Half of the participants were given medication to lower their systolic blood pressure to 145. The other half were given medication to decrease it to 130 or lower. After three years, MRIs showed fewer new lesions had developed in the white matter of participants whose systolic blood pressure was 130 or lower than in those whose blood pressure target was 145.
“People who initially reviewed our study were worried 130 would be too low for these older adults,” said Dr. William White, the study’s lead investigator and a professor of medicine at the University of Connecticut School of Medicine’s Calhoun Cardiology Center in Farmington. “But we found that both treatments were equally safe. In fact, fewer patients had major heart events when their systolic blood pressure was 130 or less.

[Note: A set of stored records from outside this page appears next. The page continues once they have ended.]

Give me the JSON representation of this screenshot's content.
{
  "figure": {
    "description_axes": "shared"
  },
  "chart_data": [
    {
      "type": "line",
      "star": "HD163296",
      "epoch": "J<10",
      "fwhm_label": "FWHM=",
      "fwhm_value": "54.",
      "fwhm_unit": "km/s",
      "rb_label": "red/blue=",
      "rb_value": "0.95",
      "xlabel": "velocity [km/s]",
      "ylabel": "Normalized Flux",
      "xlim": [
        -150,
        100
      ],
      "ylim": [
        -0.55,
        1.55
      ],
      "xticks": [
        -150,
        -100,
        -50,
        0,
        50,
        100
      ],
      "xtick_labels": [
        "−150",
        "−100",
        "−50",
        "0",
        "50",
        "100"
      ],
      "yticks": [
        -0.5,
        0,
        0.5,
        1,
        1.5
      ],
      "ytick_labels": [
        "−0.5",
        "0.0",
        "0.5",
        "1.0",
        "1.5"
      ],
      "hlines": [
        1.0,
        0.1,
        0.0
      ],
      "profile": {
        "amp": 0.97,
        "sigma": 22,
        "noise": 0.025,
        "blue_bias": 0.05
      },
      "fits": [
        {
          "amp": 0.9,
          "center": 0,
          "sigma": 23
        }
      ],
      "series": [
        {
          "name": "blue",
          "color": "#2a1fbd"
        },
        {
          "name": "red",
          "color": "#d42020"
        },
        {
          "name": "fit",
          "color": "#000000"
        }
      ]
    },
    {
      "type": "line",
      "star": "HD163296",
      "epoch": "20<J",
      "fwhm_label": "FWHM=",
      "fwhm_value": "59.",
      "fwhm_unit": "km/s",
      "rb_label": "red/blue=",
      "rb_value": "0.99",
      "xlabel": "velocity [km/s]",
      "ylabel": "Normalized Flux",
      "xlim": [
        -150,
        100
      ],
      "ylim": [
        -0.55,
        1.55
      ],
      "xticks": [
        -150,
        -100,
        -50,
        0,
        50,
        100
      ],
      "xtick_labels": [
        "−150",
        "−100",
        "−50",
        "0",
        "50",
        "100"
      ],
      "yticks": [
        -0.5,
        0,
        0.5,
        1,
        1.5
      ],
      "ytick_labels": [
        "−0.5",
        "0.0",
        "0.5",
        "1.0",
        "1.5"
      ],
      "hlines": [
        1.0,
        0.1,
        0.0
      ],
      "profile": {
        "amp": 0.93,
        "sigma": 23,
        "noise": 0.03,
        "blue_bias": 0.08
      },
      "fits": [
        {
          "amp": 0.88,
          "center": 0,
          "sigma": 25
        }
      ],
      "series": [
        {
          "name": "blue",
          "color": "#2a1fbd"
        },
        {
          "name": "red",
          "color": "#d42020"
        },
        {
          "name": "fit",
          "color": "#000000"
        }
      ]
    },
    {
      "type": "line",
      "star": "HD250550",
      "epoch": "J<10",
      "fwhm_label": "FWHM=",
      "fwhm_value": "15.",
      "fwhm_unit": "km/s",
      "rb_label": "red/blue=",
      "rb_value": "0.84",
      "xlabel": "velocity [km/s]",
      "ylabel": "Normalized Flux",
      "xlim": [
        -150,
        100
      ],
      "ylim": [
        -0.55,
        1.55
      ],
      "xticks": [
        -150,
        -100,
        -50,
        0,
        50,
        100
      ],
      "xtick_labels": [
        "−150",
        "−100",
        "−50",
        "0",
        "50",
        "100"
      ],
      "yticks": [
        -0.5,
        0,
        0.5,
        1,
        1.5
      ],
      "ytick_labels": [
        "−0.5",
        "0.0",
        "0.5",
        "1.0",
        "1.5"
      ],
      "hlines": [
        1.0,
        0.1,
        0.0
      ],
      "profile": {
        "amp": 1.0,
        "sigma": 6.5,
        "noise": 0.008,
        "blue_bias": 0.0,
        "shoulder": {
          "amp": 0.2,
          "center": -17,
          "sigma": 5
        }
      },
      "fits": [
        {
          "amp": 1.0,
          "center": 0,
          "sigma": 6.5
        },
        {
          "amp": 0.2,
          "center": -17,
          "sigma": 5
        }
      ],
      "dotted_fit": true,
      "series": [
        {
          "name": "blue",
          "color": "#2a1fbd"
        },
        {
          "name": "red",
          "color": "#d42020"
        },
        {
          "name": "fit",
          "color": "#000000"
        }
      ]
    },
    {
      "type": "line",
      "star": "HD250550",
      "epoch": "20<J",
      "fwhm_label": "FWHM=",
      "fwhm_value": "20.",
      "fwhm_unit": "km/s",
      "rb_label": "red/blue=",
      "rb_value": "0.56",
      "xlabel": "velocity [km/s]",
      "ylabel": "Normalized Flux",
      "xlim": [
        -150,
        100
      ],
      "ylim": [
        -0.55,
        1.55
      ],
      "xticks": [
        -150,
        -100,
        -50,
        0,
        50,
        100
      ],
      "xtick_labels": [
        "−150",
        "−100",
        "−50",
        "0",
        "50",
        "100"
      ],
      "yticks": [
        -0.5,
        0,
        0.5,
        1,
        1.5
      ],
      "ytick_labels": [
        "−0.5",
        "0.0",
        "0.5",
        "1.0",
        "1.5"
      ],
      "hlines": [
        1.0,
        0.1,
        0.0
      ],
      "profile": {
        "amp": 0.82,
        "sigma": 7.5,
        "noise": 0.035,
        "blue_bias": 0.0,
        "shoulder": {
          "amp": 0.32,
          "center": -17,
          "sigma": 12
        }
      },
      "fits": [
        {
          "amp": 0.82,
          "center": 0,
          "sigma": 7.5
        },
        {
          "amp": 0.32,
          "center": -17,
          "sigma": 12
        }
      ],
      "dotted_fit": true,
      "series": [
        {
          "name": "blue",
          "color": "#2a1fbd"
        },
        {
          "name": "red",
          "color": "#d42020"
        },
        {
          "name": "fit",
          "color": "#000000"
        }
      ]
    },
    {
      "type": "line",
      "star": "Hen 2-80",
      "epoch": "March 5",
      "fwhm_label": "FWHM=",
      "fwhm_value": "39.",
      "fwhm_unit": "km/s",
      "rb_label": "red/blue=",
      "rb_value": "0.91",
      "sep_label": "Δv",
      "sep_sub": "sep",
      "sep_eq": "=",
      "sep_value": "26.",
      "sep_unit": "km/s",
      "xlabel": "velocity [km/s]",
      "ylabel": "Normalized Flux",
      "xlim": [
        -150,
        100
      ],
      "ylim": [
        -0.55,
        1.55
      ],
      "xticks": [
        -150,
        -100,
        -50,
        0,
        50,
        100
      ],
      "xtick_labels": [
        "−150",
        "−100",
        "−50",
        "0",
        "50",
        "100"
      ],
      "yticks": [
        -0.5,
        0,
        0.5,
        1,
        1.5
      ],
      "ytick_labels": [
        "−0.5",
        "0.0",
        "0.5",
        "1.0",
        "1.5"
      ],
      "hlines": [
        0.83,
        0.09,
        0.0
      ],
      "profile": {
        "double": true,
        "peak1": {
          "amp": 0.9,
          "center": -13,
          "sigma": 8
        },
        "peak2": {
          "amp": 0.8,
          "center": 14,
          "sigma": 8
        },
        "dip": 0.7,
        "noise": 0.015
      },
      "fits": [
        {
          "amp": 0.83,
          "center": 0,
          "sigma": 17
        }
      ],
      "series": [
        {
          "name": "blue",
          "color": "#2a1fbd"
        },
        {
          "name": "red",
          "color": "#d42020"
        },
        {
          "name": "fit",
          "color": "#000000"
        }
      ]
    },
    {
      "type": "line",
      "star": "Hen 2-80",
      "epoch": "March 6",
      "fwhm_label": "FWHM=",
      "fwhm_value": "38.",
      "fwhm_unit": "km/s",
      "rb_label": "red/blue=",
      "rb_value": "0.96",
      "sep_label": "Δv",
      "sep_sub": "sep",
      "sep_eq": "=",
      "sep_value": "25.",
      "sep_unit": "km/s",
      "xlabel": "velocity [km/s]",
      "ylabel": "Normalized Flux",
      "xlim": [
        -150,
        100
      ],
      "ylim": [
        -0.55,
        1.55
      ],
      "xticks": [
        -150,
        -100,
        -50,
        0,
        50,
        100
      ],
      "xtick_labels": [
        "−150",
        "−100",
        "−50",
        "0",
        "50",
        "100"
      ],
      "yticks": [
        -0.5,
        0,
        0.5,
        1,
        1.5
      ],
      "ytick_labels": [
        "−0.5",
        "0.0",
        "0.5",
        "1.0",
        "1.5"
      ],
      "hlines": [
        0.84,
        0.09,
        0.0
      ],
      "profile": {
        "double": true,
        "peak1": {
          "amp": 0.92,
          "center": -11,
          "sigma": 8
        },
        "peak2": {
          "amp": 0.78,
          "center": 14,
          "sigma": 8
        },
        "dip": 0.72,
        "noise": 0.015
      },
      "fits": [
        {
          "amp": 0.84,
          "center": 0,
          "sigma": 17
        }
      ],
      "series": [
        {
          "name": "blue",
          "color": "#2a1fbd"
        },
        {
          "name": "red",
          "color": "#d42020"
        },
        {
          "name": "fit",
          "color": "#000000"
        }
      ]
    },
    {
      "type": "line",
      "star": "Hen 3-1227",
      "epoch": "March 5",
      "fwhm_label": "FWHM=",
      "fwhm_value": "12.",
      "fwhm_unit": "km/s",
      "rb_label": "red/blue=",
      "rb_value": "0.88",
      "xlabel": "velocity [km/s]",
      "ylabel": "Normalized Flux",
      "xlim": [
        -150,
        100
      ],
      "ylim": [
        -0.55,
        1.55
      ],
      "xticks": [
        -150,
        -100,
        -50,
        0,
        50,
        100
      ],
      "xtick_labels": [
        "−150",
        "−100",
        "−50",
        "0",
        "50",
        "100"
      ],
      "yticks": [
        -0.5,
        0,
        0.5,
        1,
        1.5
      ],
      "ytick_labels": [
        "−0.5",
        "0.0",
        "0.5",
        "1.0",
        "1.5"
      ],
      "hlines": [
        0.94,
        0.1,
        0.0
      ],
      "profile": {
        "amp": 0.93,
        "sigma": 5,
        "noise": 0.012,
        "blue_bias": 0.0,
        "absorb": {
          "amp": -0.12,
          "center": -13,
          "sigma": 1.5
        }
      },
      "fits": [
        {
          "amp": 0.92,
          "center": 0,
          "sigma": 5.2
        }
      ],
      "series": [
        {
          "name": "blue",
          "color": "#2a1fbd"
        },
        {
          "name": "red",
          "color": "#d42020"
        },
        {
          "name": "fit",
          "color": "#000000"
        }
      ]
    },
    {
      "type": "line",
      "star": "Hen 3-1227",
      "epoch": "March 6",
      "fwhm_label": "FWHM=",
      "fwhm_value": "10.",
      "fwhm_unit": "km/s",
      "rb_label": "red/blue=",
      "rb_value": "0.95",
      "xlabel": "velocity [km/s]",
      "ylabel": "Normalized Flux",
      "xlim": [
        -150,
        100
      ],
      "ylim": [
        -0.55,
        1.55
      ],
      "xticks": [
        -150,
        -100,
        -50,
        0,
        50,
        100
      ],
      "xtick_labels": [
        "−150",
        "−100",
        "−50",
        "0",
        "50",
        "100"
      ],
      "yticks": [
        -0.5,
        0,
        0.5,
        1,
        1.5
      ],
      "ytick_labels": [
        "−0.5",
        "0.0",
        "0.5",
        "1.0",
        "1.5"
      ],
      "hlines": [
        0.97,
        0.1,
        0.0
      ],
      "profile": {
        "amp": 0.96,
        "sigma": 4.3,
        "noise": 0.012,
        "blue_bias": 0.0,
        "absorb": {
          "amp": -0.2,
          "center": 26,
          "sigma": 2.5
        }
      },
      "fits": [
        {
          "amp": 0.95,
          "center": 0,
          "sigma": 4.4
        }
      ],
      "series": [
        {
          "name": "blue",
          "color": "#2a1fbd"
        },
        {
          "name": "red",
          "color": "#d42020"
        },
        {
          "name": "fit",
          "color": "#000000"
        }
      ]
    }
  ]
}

And the patients whose blood pressure was 130 or lower had significantly less damage to their brain.”
Under the American College of Cardiology and AHA guidelines for managing blood pressure, people with a systolic blood pressure of 130 or higher are considered to have high blood pressure. Previously, the cutoff was 140 for adults under age 65 and 150 for those 65 and older.
White and his colleagues started their study in 2011, six years before the guidelines were updated. Today, nearly half of U.S. adults have high blood pressure and only about half of them take medication or make lifestyle changes necessary to bring their blood pressure down to a healthy level, according to AHA statistics.
By age 60, between 10% and 20% of people have white matter hyperintensity lesions, also known as white matter disease. They are seen in most adults over age 90.
Some areas of the brain look gray on imaging scans; other areas look white. The gray matter is found on the brain’s outer layer, which controls memory, thought and movement. The white matter contains nerve fibers that send signals from one part of the brain to another.
Studies have shown people with white matter lesions are at increased risk for stroke or developing problems with thinking and memory. The lesions can also prevent the nerve fibers from relaying the messages that help people walk and move safely.
Dr. Jeff Williamson, a gerontologist at Wake Forest Baptist Medical Center in Winston-Salem, North Carolina, who was not involved in the study, called the research “an excellent approach for studying how high blood pressure affects day-to-day life.”
“We’ve known for many years the development of white matter disease is associated with cognitive decline and even dementia,” said Williamson, a co-author of the 2017 blood pressure guidelines. “This study shows reducing blood pressure can reduce or prevent accumulation of white matter disease.”
White hopes the findings encourage doctors to keep their older patients’ blood pressure at 130 or lower.
“If you are 80 and don’t have a terminal disease,” said White, “your life span could be for another 10 to 15 years, and over those years, brain functioning is of major importance for the quality of life of older people. If we can stop white matter lesion growth in its tracks, function could be improved.”